Hedwig Häring feiert am Freitag, 4. Juni, den 90. Geburtstag im Kreise der Familie. Sie ist Bäuerin mit Leib, Seele und Humor – geistig fit, nur der Körper will manchmal nicht mehr ganz so.
Als Mitte der 1950er Jahre Fritz Häring öfter mal sonntags mit Rad oder Moped Richtung Weiden fuhr, hat ihn in Etzenricht ein Quartett frecher Mädels geärgert.
Er stoppte, es kam zum Gespräch und bald verliebte sich der Hannersgrüner Bauernsohn in die „Rosner-Hedwig“, Familienname Forster.
Ein fesches Mädel mit Hauswirtschafts-Ausbildung und auch aus einer Landwirtschaft stammend. Ihr Vater arbeitete zusätzlich als Postangestellter und Schreiner. Die Holzgene scheint er an Enkel vererbt zu haben. Geheiratet haben die beiden 1957. Ihre vier Söhne und eine Tochter wurden auf dem Gouglbauernhof in Hannersgrün groß.
Die zehn erwachsenen Enkel sind ihr ganzer Stolz. Der schlimmste Schicksalsschlag im Leben der Jubilarin war 2008 der Unfalltod eines Sohnes. Ihr Mann starb vergangenen November mit 93 Jahren friedlich im Kreis der Familie.

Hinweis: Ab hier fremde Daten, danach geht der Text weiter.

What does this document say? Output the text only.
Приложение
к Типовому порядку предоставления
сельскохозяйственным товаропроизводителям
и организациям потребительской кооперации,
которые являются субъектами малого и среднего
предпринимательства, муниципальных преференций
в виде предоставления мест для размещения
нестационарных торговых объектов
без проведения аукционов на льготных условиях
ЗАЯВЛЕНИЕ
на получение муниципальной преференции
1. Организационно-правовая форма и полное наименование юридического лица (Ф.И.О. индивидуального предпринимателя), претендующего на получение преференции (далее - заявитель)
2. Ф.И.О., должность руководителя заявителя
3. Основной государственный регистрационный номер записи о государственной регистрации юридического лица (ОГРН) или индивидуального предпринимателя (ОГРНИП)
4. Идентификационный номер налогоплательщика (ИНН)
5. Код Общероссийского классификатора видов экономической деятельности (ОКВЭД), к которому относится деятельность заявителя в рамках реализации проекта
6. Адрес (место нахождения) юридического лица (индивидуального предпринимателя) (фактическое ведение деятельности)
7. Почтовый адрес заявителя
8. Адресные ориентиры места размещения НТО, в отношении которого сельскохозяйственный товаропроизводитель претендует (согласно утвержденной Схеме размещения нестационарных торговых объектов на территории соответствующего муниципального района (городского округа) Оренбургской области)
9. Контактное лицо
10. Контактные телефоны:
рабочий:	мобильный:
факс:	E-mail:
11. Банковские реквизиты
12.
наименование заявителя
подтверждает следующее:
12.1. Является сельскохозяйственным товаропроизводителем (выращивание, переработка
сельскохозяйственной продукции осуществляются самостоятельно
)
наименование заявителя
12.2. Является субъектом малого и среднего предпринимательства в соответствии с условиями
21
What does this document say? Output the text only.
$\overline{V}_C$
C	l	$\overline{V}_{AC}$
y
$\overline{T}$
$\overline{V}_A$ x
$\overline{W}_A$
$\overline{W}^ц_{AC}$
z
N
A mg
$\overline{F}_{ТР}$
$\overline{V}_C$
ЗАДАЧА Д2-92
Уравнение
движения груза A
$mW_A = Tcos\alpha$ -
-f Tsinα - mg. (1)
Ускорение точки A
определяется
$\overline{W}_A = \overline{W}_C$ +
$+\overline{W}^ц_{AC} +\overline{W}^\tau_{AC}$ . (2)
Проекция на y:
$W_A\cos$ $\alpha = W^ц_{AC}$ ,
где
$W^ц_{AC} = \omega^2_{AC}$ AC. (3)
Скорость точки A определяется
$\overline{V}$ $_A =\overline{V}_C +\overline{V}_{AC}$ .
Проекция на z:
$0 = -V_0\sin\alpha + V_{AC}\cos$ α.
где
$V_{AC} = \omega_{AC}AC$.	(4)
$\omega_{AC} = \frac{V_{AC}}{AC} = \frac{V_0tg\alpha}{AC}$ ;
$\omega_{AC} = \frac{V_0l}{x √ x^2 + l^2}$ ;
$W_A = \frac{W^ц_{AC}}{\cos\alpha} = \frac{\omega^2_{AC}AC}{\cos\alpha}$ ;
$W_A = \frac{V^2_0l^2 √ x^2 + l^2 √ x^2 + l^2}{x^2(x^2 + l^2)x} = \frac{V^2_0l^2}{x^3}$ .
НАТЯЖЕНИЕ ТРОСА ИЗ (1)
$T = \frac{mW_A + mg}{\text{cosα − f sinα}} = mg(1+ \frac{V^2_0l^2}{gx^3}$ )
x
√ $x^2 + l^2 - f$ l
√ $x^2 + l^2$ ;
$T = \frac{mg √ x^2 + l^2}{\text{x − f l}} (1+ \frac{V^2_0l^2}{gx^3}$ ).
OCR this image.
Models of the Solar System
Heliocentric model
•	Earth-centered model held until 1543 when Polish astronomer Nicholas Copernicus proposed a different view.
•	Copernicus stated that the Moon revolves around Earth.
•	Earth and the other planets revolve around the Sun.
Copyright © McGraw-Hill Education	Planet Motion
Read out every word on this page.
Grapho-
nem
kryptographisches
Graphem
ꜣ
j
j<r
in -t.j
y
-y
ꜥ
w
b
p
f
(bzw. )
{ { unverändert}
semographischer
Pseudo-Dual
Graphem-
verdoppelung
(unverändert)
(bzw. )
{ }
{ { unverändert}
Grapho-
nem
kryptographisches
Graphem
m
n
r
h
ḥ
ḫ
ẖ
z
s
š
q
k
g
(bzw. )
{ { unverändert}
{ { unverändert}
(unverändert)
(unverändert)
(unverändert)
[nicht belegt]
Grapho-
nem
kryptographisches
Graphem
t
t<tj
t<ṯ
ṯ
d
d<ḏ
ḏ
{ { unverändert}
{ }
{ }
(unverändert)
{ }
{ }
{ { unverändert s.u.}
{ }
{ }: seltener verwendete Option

Zu ihrem 90. Geburtstag jetzt wird Hedwig Häring wieder alle ihre Lieben um sich haben. „Sie hat wirklich ihr ganzes Leben nur gerabeitet, war früh und abends im Stall, im Garten und auf den Feldern“, sagen ihre Kinder. Sie werkelte zusammen mit ihrem Mann noch täglich auf dem Hof, auch als der schon lange an die nächste Generation übergeben war. Ruhig, freundlich, mit ausgeglichenem Wesen interessiert sie sich für Menschen und hat die früheren verwandtschaftlichen Zusammenhänge ganzer Familienclans wie ein Lexikon parat. Sie liest immer ausführlich den „Neuen Tag“. Besonders die Wetterprognosen von Andy Neumaier und die im Fernsehen interessierten sie. Daraus folgen dann Arbeitsempfehlungen für den Hoferben.
Garteln ist immer noch die große Leidenschaft „der Hedwig“ und ihr ganzer Stolz. Sie hat einen grünen Daumen für Gemüse, Beeren, Blumen und Büsche. Ein Rat aus ihrem Erfahrungsschatz: „Aa Bohnerkern mou di Kircherglockn höiern kinner“ (übertragen: „Ein Bohnensamen darf nur ein kleines Stück mit Erde bedeckt werden“).
Nicht nur um fit zu bleiben, dreht die Jubilarin fast jeden Tag mit dem Rollator ihre Dorfrunde. Der tägliche Spaziergang wird natürlich auch für ein paar Plauderminuten mit Nachbarn genutzt. Körperlich kann die nun 90-Jährige aber nicht mehr so, wie sie gern möchte. Sie selbst betont jedoch immer, dass die geistige Fitness und das Interesse am Leben um einiges wichtiger seien.
Die Jubilarin verfügt über langjährige Kocherfahrung, mit der sie ihre Familie erfreut. Und so steht aktuell Rhabarberkuchen auf der Speisekarte. Ihre Rezepte nachzukochen, gestaltet sich allerdings etwas schwierig, da die Zutatenmengen ganz nach Gefühl und Augenmaß bestimmt werden.
Für Hedwig Häring gibt es kein schöneres Geschenk, als die Zeit mit der Familie, wenn alle gemeinsam bei der Brotzeit sitzen, und sie als Oma alle bewirtet.